Bu sebeple kefiri gece içmeyin!

Endokrinoloğa göre geceleri temiz su haricinde hiçbir şey yememek veya içmemek daha iyidir. Ve eğer su içmek sizi gece yarısı uyandırıp tuvalete koşamıyorsanız. Ve geceleri kefir içme alışkanlığı yalnız herhangi bir yarar sağlamakla kalmayacak, tam tersine durumu daha da kötüleştirebilecektir.

GECELERİ SU HARİCİNDE HİÇBİR ŞEY TÜKETMEYİN

Endokrinologlar, geceleri temiz su haricinde hiçbir şey yememenin veya içmemenin en iyisi olduğunu belirtmektedir. Geceleri su içmek sizi uyandırıp tuvalete gitmeye zorlamıyorsa, su içmek zararsızdır. Ancak kefir içme alışkanlığı tam tersi etki yapabilir ve durumu daha da kötüleştirebilir.

KEFİRİN YÜKSEK İNSÜLİN İNDEKSİ

Kefir, yüksek insülin indeksine sahip bir içecektir. Geceleri kefir tüketmek, insülin seviyelerinin maksimum olduğu zamanlarda kan şekerinde ani düşüşlere neden olabilir. Bu durum karaciğerin yoğun glikoz üretmesine yol açar ve sabahları yüksek kan şekeri seviyeleriyle uyanmanıza sebep olur. Bu alışkanlık karbonhidrat metabolizmasını bozabilir ve açlık glisemisi sorunlarına yol açabilir.

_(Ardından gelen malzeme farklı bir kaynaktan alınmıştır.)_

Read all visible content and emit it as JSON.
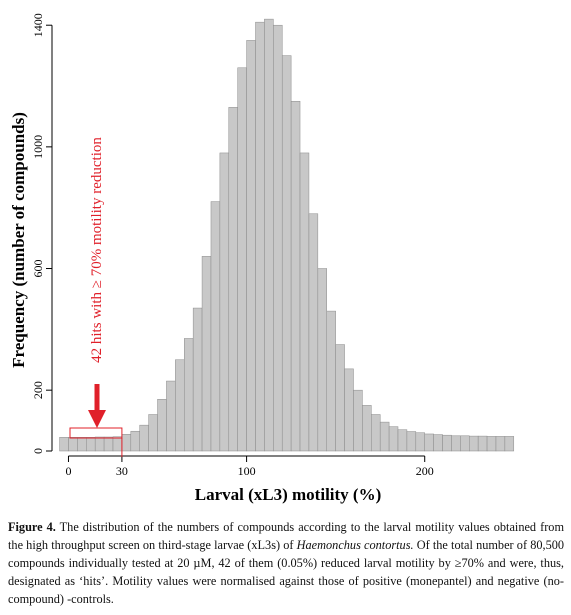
{
  "chart_data": {
    "type": "histogram",
    "ylabel": "Frequency (number of compounds)",
    "xlabel": "Larval (xL3) motility (%)",
    "annotation": "42 hits with ≥ 70% motility reduction",
    "color": "#c8c8c8",
    "bins": [
      -5,
      0,
      5,
      10,
      15,
      20,
      25,
      30,
      35,
      40,
      45,
      50,
      55,
      60,
      65,
      70,
      75,
      80,
      85,
      90,
      95,
      100,
      105,
      110,
      115,
      120,
      125,
      130,
      135,
      140,
      145,
      150,
      155,
      160,
      165,
      170,
      175,
      180,
      185,
      190,
      195,
      200,
      205,
      210,
      215,
      220,
      225,
      230,
      235,
      240,
      245,
      250
    ],
    "values": [
      45,
      45,
      45,
      45,
      46,
      46,
      47,
      55,
      65,
      85,
      120,
      170,
      230,
      300,
      370,
      470,
      640,
      820,
      980,
      1130,
      1260,
      1350,
      1410,
      1420,
      1400,
      1300,
      1150,
      980,
      780,
      600,
      460,
      350,
      270,
      200,
      150,
      120,
      95,
      80,
      70,
      64,
      60,
      56,
      54,
      52,
      50,
      50,
      49,
      49,
      48,
      48,
      48
    ],
    "xlim": [
      -7,
      249
    ],
    "xticks": [
      0,
      30,
      100,
      200
    ],
    "ylim": [
      0,
      1450
    ],
    "yticks": [
      0,
      200,
      600,
      1000,
      1400
    ]
  },
  "caption": {
    "label": "Figure 4.",
    "text_1": "The distribution of the numbers of compounds according to the larval motility values obtained from the high throughput screen on third-stage larvae (xL3s) of",
    "species": "Haemonchus contortus.",
    "text_2": "Of the total number of 80,500 compounds individually tested at 20 µM, 42 of them (0.05%) reduced larval motility by ≥70% and were, thus, designated as ‘hits’. Motility values were normalised against those of positive (monepantel) and negative (no-compound) -controls."
  }
}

GECE KEFİR TÜKETİMİNE DİKKAT

Endokrinologlar, kilo vermek isteyenler de dahil olmak üzere, geceleri kefir tüketimini tavsiye etmez. Akşamları laktoz içeren gıdalar fermantasyona neden olabilir ve insülin salınımını artırabilir. Bu durum, özellikle karın bölgesinde yağ birikimini artırabilir.

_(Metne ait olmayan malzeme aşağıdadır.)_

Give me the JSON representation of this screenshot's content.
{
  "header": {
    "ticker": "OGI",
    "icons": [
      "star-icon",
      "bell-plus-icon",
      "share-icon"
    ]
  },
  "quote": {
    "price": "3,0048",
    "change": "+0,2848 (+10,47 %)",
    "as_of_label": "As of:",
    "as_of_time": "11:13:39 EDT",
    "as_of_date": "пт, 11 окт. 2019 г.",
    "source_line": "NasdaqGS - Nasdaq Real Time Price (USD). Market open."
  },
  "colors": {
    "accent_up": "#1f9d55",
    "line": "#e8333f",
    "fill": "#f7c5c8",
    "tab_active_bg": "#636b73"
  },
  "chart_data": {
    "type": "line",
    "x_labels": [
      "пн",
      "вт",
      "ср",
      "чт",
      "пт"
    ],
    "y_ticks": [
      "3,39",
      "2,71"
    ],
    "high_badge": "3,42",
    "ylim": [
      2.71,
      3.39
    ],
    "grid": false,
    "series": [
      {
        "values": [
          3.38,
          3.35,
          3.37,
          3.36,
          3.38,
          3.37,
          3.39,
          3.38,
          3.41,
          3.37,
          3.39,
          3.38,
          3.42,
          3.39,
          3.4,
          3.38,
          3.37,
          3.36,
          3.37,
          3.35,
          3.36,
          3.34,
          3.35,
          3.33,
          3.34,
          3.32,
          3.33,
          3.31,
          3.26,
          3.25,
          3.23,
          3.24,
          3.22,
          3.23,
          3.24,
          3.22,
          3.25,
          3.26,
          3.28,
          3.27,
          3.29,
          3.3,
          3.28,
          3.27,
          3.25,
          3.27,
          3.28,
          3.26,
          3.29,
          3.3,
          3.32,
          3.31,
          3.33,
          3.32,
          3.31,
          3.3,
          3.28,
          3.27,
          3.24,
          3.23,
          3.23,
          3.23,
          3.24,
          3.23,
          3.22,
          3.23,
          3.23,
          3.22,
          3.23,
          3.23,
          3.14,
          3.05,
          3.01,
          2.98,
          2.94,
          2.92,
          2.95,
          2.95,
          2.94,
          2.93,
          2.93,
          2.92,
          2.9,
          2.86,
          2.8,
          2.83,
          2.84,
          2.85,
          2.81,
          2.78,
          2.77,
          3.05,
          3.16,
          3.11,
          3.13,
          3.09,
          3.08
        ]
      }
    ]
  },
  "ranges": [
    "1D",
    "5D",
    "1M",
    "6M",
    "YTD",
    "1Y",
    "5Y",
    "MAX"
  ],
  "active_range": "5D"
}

PROTEİN İÇEREN GIDALAR VE UYKU

Daha iyi uyumak için diyetinize daha fazla protein eklemeniz gerekmektedir. Harvard Tıp Fakültesi'nden bilim insanları, yüksek proteinli diyetlerin, beyinde uyku davranışını düzenleyen CCHa1 peptidinin bağırsakta salınımını artırdığını bulmuşlardır. Protein, hormonlar, vücut hücreleri, enzimler, kemik ve cilt hücreleri, kaslar ve bağışıklık hücrelerinin temelidir. Protein eksikliği stres ve uyku bozukluklarına yol açabilir, bu da yeme bozukluklarını tetikleyebilir.

PROTEİN AÇISINDAN ZENGİN GIDALAR

İşte en çok protein içeren bitkisel ve hayvansal kaynaklı gıdalar:

  • Soya Ürünleri: Tofu, edamame fasulyesi, soya sütü, soya kırıntıları, tempeh.
  • Baklagiller: Mercimek, fasulye, nohut, bezelye proteini, bezelye sütü.
  • Tahıllar: Seitan, kinoa, tam tahıllı un, kavuzlu buğday.
  • Diğer Tahıllar: Amarant, karabuğday, kılçıksız buğday, bulgur, pirinç, yulaf ezmesi.
  • Fındık ve Tohumlar: Badem, kaju, Brezilya fıstığı, antep fıstığı, chia tohumu, keten tohumu, kabak çekirdeği, ayçiçeği çekirdeği.
  • Sebzeler: Patates, tatlı patates, ıspanak, brokoli, kuşkonmaz.
  • Yumurta: Yüksek sindirilebilirlik (%98).
  • Süt Ürünleri: Peynir altı suyu proteinleri içeren süt, süzme peynir (yavaş emilen kazein proteini), peynir.
  • Et ve Balık: Tam protein içeriği açısından zengin ve yüksek sindirilebilirliğe sahip.
  • Balık Yumurtası: %100 oranında emilen tam protein.

Bu protein açısından zengin gıdalar, hem uykunuzu düzenlemenize yardımcı olur hem de genel sağlığınızı destekler.

İlk yorum yazan siz olun
UYARI: Küfür, hakaret, rencide edici cümleler veya imalar, inançlara saldırı içeren, imla kuralları ile yazılmamış,
Türkçe karakter kullanılmayan ve büyük harflerle yazılmış yorumlar onaylanmamaktadır.